We finally made it to my parents' house. My mom was in agony. Her back has been causing her a great deal of pain since her tumor removal surgery in June. It was so bad she was crying and making remarks about taking one of every pain pill and not waking up just to end the pain. Fortunately, she wasn't really serious about that. But still, seeing your parent in such a painful and vulnerable state is hard. And knowing it is going to get worse once she starts the six months of chemo is even harder.

My brothers were there. It's always nice to see them. And the kids - my son especially - really love playing with the uncles. We found a treasure trove of legos in the attic. My brothers and son sat on the living room floor for hours building castles and having lego battles. My boy was in heaven.

The next day, my grandparents visited. My grandmother is slowly losing her mind. I think I've had the same conversation with her almost every time we've talked for the last four months. It's really sad. She had such a sharp mind and now it's faded and torn like an old news paper.

When it was time to head back to Virginia, my daughter cried like her heart was being torn out. Leaving loved ones is always so hard on her.

Once again, the vengeful gods of MD I-70 struck. Traffic halted then we were diverted to back roads through the Middle of Nowhere, MD as the highway was closed due to a fatal accident.

Back in Virginia, it was nice to be with my husband again. But, he's mired in depression. He lost his job last month. He had four interviews with one company and had very good reason to believe he had the job, but then was rejected. It was soul-crushing for him.

And things between the two of us were not quite right. There was a big fight - the kind of fight that ends with us pondering whether or not we want to just walk away and get a divorce. Some soul-searching and some long, heart-felt conversations along with a dinner date (thanks to a good friend who was able to watch the kids last minute), brought us to the conclusion that we really do love each other and will work hard to keep the marriage going.

The accidents, my mom, my grandma have me thinking of mortality.

My husband's job search and our marital drama have me thinking of the arduousness of being an adult. And what do we get out of all the hardship, hard work and toil?

If I died today, what would the sum of my existence be? What have I done with my life to make it worth while? And seeing my son so happy immersed in his toys with his uncles made me ponder: what is it that makes me that happy?

I can say I am happy with my family. I do love my husband very much and my children really are shining lights of happiness in my life. But I don't get to spend much quality time with them. The majority of my life is now spent working. I like my job enough and coming to work isn't torture, like some jobs I've had, but I don't really love it.

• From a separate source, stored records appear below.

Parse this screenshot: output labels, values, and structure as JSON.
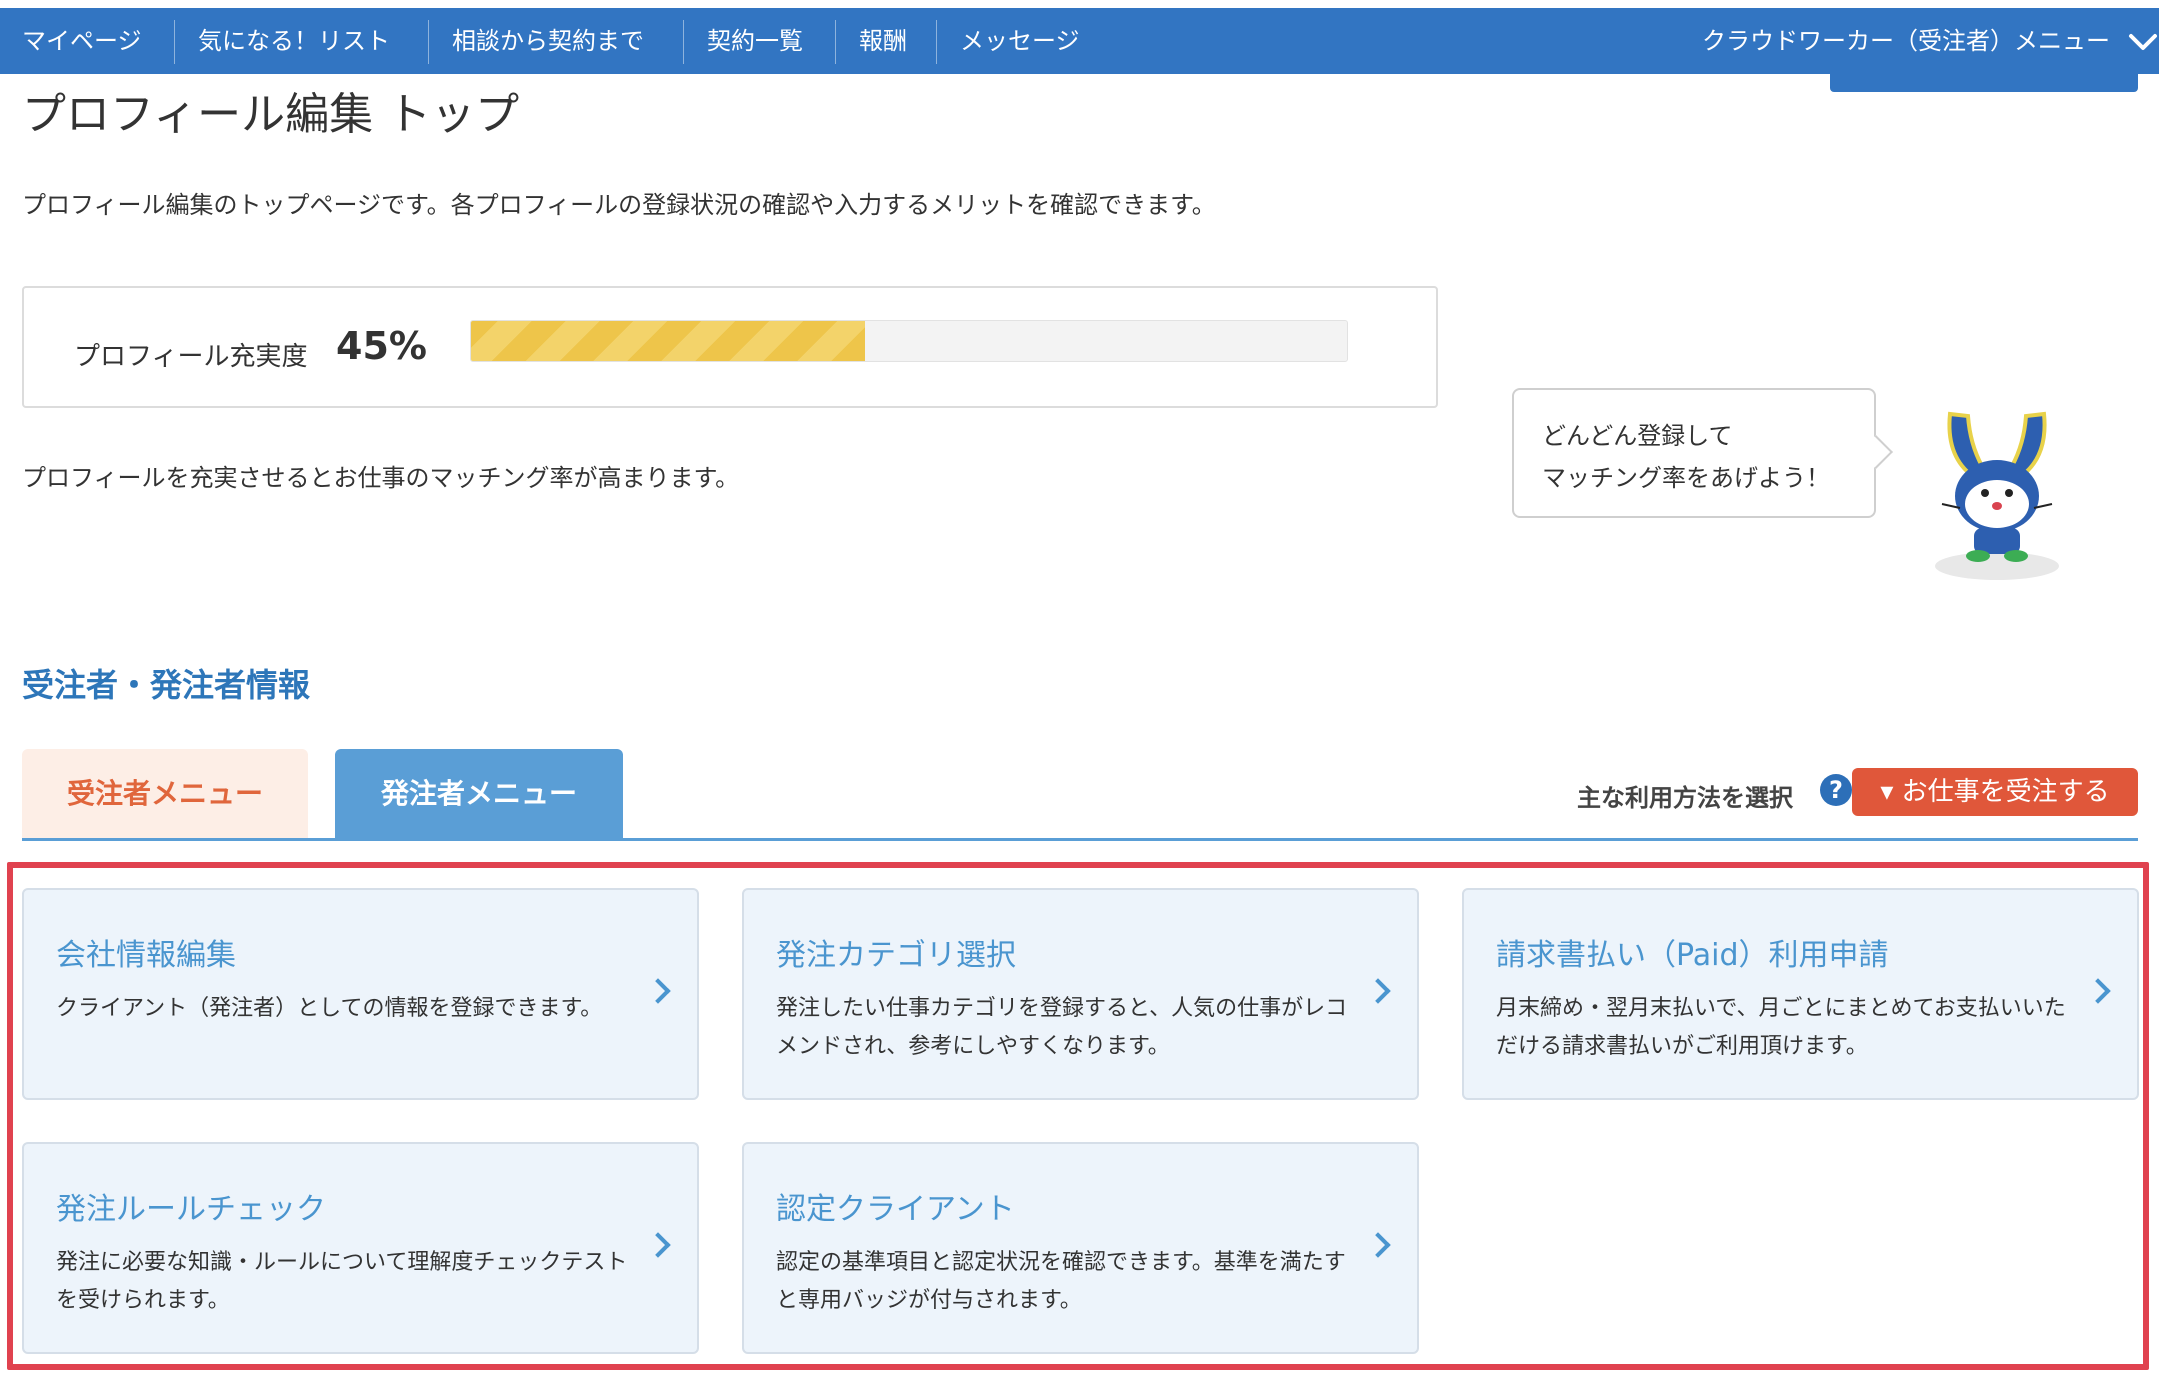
{
  "nav": {
    "items": [
      "マイページ",
      "気になる！リスト",
      "相談から契約まで",
      "契約一覧",
      "報酬",
      "メッセージ"
    ],
    "role_menu": "クラウドワーカー（受注者）メニュー"
  },
  "page": {
    "title": "プロフィール編集 トップ",
    "description": "プロフィール編集のトップページです。各プロフィールの登録状況の確認や入力するメリットを確認できます。"
  },
  "completeness": {
    "label": "プロフィール充実度",
    "value_text": "45%",
    "progress_fraction": 0.45,
    "note": "プロフィールを充実させるとお仕事のマッチング率が高まります。"
  },
  "bubble": {
    "line1": "どんどん登録して",
    "line2": "マッチング率をあげよう！"
  },
  "section": {
    "title": "受注者・発注者情報"
  },
  "tabs": {
    "contractor": "受注者メニュー",
    "client": "発注者メニュー",
    "active": "client"
  },
  "usage": {
    "label": "主な利用方法を選択",
    "help": "?",
    "button": "▾ お仕事を受注する"
  },
  "cards": [
    {
      "title": "会社情報編集",
      "desc": "クライアント（発注者）としての情報を登録できます。"
    },
    {
      "title": "発注カテゴリ選択",
      "desc": "発注したい仕事カテゴリを登録すると、人気の仕事がレコメンドされ、参考にしやすくなります。"
    },
    {
      "title": "請求書払い（Paid）利用申請",
      "desc": "月末締め・翌月末払いで、月ごとにまとめてお支払いいただける請求書払いがご利用頂けます。"
    },
    {
      "title": "発注ルールチェック",
      "desc": "発注に必要な知識・ルールについて理解度チェックテストを受けられます。"
    },
    {
      "title": "認定クライアント",
      "desc": "認定の基準項目と認定状況を確認できます。基準を満たすと専用バッジが付与されます。"
    }
  ],
  "colors": {
    "nav_bg": "#3275c2",
    "accent_blue": "#5a9ed6",
    "accent_orange": "#e0573a",
    "highlight_red": "#e0424f",
    "progress_yellow": "#eec54a"
  }
}
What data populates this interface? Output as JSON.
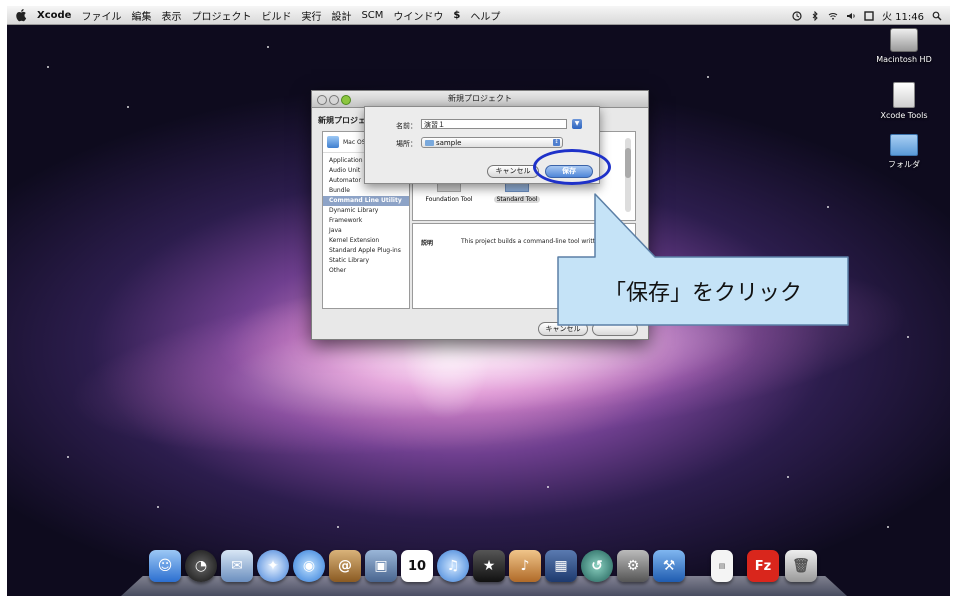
{
  "menubar": {
    "app_name": "Xcode",
    "items": [
      "ファイル",
      "編集",
      "表示",
      "プロジェクト",
      "ビルド",
      "実行",
      "設計",
      "SCM",
      "ウインドウ",
      "ヘルプ"
    ],
    "clock": "火 11:46"
  },
  "desktop": {
    "icons": [
      {
        "label": "Macintosh HD",
        "icon": "hard-drive-icon"
      },
      {
        "label": "Xcode Tools",
        "icon": "disk-icon"
      },
      {
        "label": "フォルダ",
        "icon": "folder-icon"
      }
    ]
  },
  "project_window": {
    "title": "新規プロジェクト",
    "heading": "新規プロジェ",
    "mac_label": "Mac OS X",
    "list_items": [
      "Application",
      "Audio Unit",
      "Automator",
      "Bundle",
      "Command Line Utility",
      "Dynamic Library",
      "Framework",
      "Java",
      "Kernel Extension",
      "Standard Apple Plug-ins",
      "Static Library",
      "Other"
    ],
    "selected_item": "Command Line Utility",
    "templates": [
      "Foundation Tool",
      "Standard Tool"
    ],
    "description_label": "説明",
    "description_text": "This project builds a command-line tool writt",
    "cancel_label": "キャンセル"
  },
  "save_sheet": {
    "name_label": "名前：",
    "name_value": "演習１",
    "location_label": "場所：",
    "location_value": "sample",
    "cancel_label": "キャンセル",
    "save_label": "保存"
  },
  "callout": {
    "text": "「保存」をクリック",
    "color": "#c5e3f7",
    "highlight_color": "#1e31c9"
  },
  "dock": {
    "apps": [
      "finder-icon",
      "dashboard-icon",
      "mail-icon",
      "safari-icon",
      "ichat-icon",
      "address-book-icon",
      "iphoto-icon",
      "ical-icon",
      "itunes-icon",
      "imovie-icon",
      "garageband-icon",
      "spaces-icon",
      "time-machine-icon",
      "system-preferences-icon",
      "xcode-icon",
      "document-icon",
      "filezilla-icon",
      "trash-icon"
    ],
    "ical_day": "10",
    "filezilla_letter": "Fz"
  }
}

We work because we have to. That's what brings in the money. I work the kind of job I have because it pays very well and has very good benefits. And that takes care of my family. But shouldn't we spend most of our time doing something we really love? Something that brings joy into our lives? The thing is, I don't think most of us even know what we would do with ourselves. I have been pondering this very question a lot recently, since the Gothic Council debated what we felt would be the best goth job for us.

We are so programmed to do what brings in the most money. Everything in our society is so materialistic and capitalistic in its basis. We have lost sight of what is really important. It's not what things you have, because ultimately, things can't make you truly happy. In fact, having all those things often is the root of all of our stress.

I'm feeling a need to simplify things in my life. Get rid of things. Change focus. Figure out what it is that brings joy and peace to my life. I don't have the answers right now. But I plan on meditating on this and finding the right, or best path for me.